Definition 2.2.1 (Addition of natural numbers). Let $m$ be a natural number. To add zero to $m$ , we define $0+m:=m$. Now suppose inductively that we have defined how to add $n$ to $m$. Then we can add $n++$ to $m$ by defining $(n++)+m:=(n+m)++$.
Proof.
Let $n$ and $m$ be natural numbers.
This will be a proof by mathematical induction; we shall induct on the variable $n$, with the base case $n=0$. Since $m$ is a natural number by the hypothesis, our only cases are either $n =0$ and $m=0$ $or$ $n=0$ and $m\neq 0$. Suppose first that $n=0$ and $m=0$. Then $n+m = 0+0 = 0$. We know $0$ is a natural number by Axiom 2.1. Now suppose $n=0$ and $m \neq 0$. By Definition 2.2.1, the sum $n+m =0+m=m$. We know $m$ is a natural number by the hypothesis. Since we get natural numbers in both base cases, we have have proved the base case.
Now suppose we have shown inductively that the sum $n+m$ is a natural number.

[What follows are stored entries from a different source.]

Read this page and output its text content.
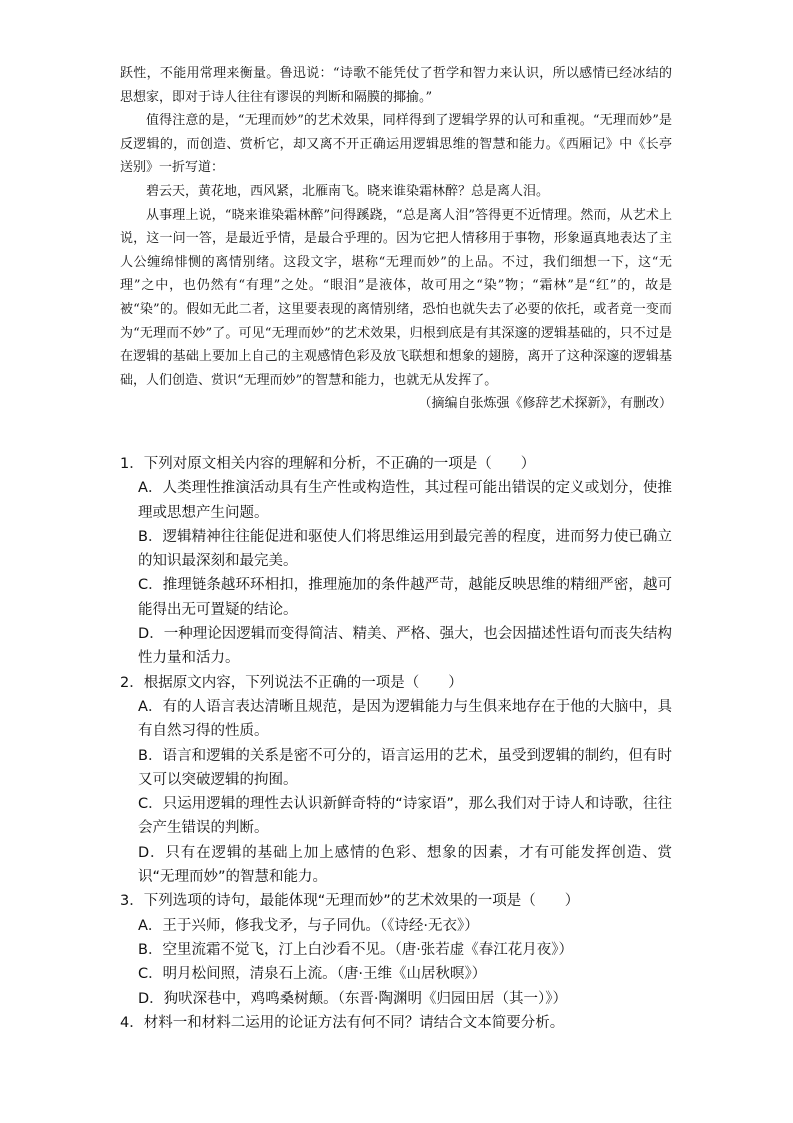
跃性，不能用常理来衡量。鲁迅说：“诗歌不能凭仗了哲学和智力来认识，所以感情已经冰结的思想家，即对于诗人往往有谬误的判断和隔膜的揶揄。”

值得注意的是，“无理而妙”的艺术效果，同样得到了逻辑学界的认可和重视。“无理而妙”是反逻辑的，而创造、赏析它，却又离不开正确运用逻辑思维的智慧和能力。《西厢记》中《长亭送别》一折写道：

碧云天，黄花地，西风紧，北雁南飞。晓来谁染霜林醉？总是离人泪。

从事理上说，“晓来谁染霜林醉”问得蹊跷，“总是离人泪”答得更不近情理。然而，从艺术上说，这一问一答，是最近乎情，是最合乎理的。因为它把人情移用于事物，形象逼真地表达了主人公缠绵悱恻的离情别绪。这段文字，堪称“无理而妙”的上品。不过，我们细想一下，这“无理”之中，也仍然有“有理”之处。“眼泪”是液体，故可用之“染”物；“霜林”是“红”的，故是被“染”的。假如无此二者，这里要表现的离情别绪，恐怕也就失去了必要的依托，或者竟一变而为“无理而不妙”了。可见“无理而妙”的艺术效果，归根到底是有其深邃的逻辑基础的，只不过是在逻辑的基础上要加上自己的主观感情色彩及放飞联想和想象的翅膀，离开了这种深邃的逻辑基础，人们创造、赏识“无理而妙”的智慧和能力，也就无从发挥了。

（摘编自张炼强《修辞艺术探新》，有删改）

1．下列对原文相关内容的理解和分析，不正确的一项是（　　）
A．人类理性推演活动具有生产性或构造性，其过程可能出错误的定义或划分，使推理或思想产生问题。
B．逻辑精神往往能促进和驱使人们将思维运用到最完善的程度，进而努力使已确立的知识最深刻和最完美。
C．推理链条越环环相扣，推理施加的条件越严苛，越能反映思维的精细严密，越可能得出无可置疑的结论。
D．一种理论因逻辑而变得简洁、精美、严格、强大，也会因描述性语句而丧失结构性力量和活力。
2．根据原文内容，下列说法不正确的一项是（　　）
A．有的人语言表达清晰且规范，是因为逻辑能力与生俱来地存在于他的大脑中，具有自然习得的性质。
B．语言和逻辑的关系是密不可分的，语言运用的艺术，虽受到逻辑的制约，但有时又可以突破逻辑的拘囿。
C．只运用逻辑的理性去认识新鲜奇特的“诗家语”，那么我们对于诗人和诗歌，往往会产生错误的判断。
D．只有在逻辑的基础上加上感情的色彩、想象的因素，才有可能发挥创造、赏识“无理而妙”的智慧和能力。
3．下列选项的诗句，最能体现“无理而妙”的艺术效果的一项是（　　）
A．王于兴师，修我戈矛，与子同仇。（《诗经·无衣》）
B．空里流霜不觉飞，汀上白沙看不见。（唐·张若虚《春江花月夜》）
C．明月松间照，清泉石上流。（唐·王维《山居秋暝》）
D．狗吠深巷中，鸡鸣桑树颠。（东晋·陶渊明《归园田居（其一）》）
4．材料一和材料二运用的论证方法有何不同？请结合文本简要分析。
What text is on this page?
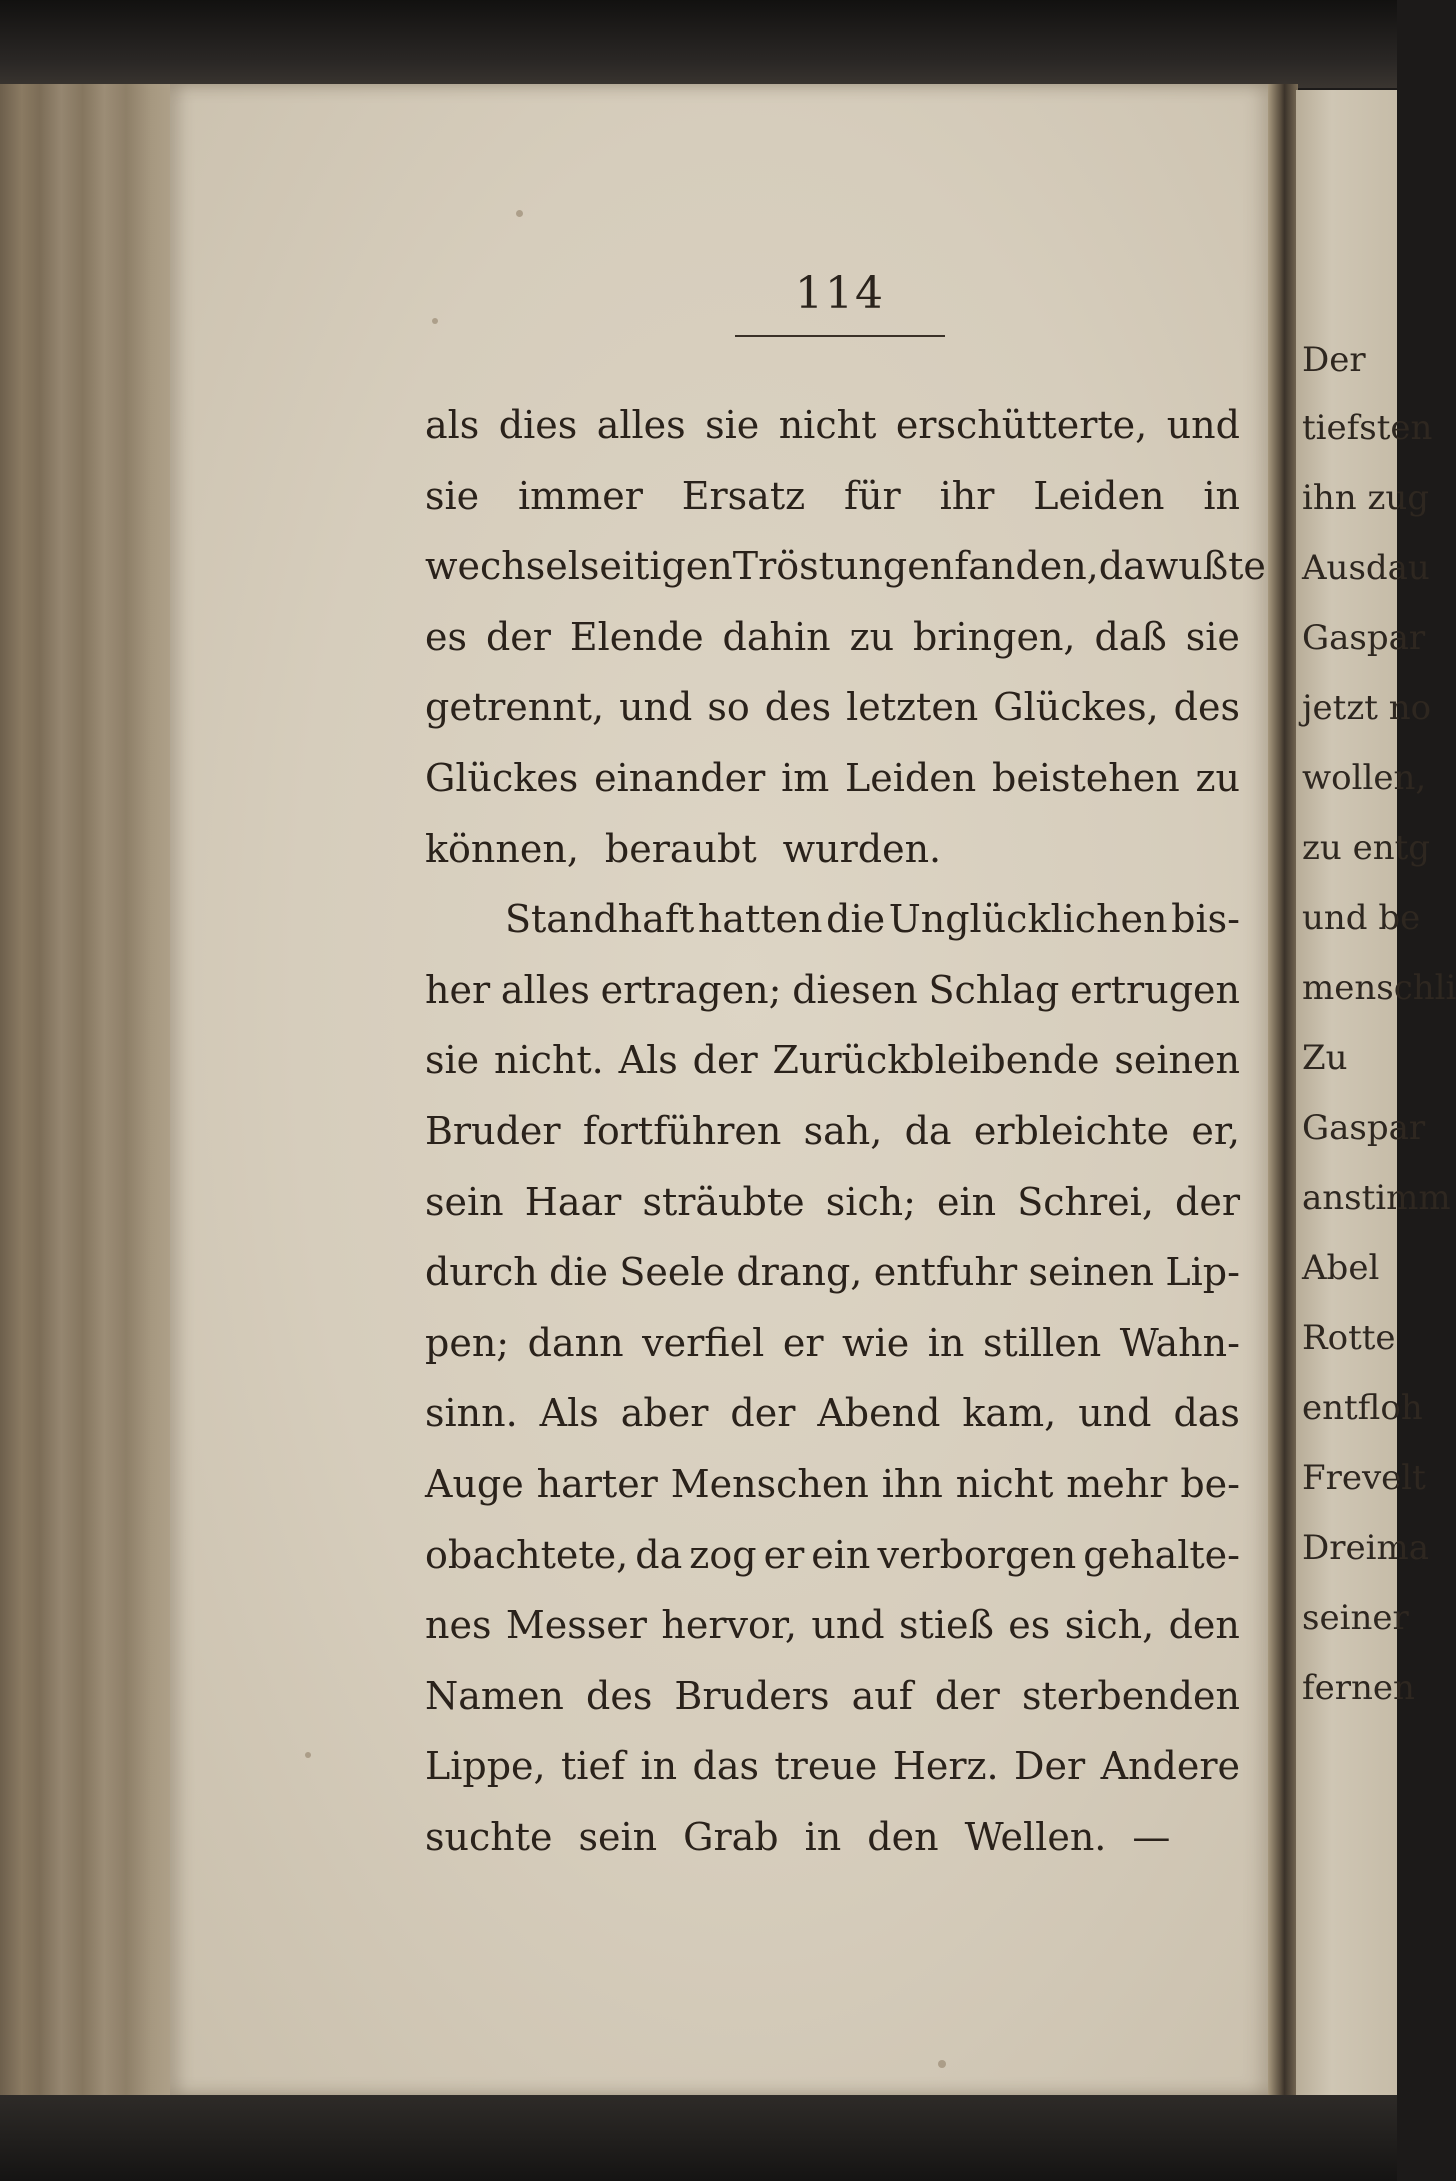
Der
tiefsten
ihn zug
Ausdau
Gaspar
jetzt no
wollen,
zu entg
und be
menschli
Zu
Gaspar
anstimm
Abel
Rotte
entfloh
Frevelt
Dreima
seiner
fernen
114
als dies alles sie nicht erschütterte, und
sie immer Ersatz für ihr Leiden in
wechselseitigen Tröstungen fanden, da wußte
es der Elende dahin zu bringen, daß sie
getrennt, und so des letzten Glückes, des
Glückes einander im Leiden beistehen zu
können, beraubt wurden.
Standhaft hatten die Unglücklichen bis-
her alles ertragen; diesen Schlag ertrugen
sie nicht. Als der Zurückbleibende seinen
Bruder fortführen sah, da erbleichte er,
sein Haar sträubte sich; ein Schrei, der
durch die Seele drang, entfuhr seinen Lip-
pen; dann verfiel er wie in stillen Wahn-
sinn. Als aber der Abend kam, und das
Auge harter Menschen ihn nicht mehr be-
obachtete, da zog er ein verborgen gehalte-
nes Messer hervor, und stieß es sich, den
Namen des Bruders auf der sterbenden
Lippe, tief in das treue Herz. Der Andere
suchte sein Grab in den Wellen. —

We need to show $(n++)+m$ is also a natural number.
By Definition 2.2.1, $(n++)+m = (n+m)++$, and since $n+m$ is a natural number by the inductive hypothesis, $(n+m)++ = (n++)+m$ is also a natural number by Axiom 2.2. Thus, $n+m$ must be a natural number by the principle of mathematical induction, closing the induction.
Proof complete, with the help of ultralegend5385 and Rob Arthan.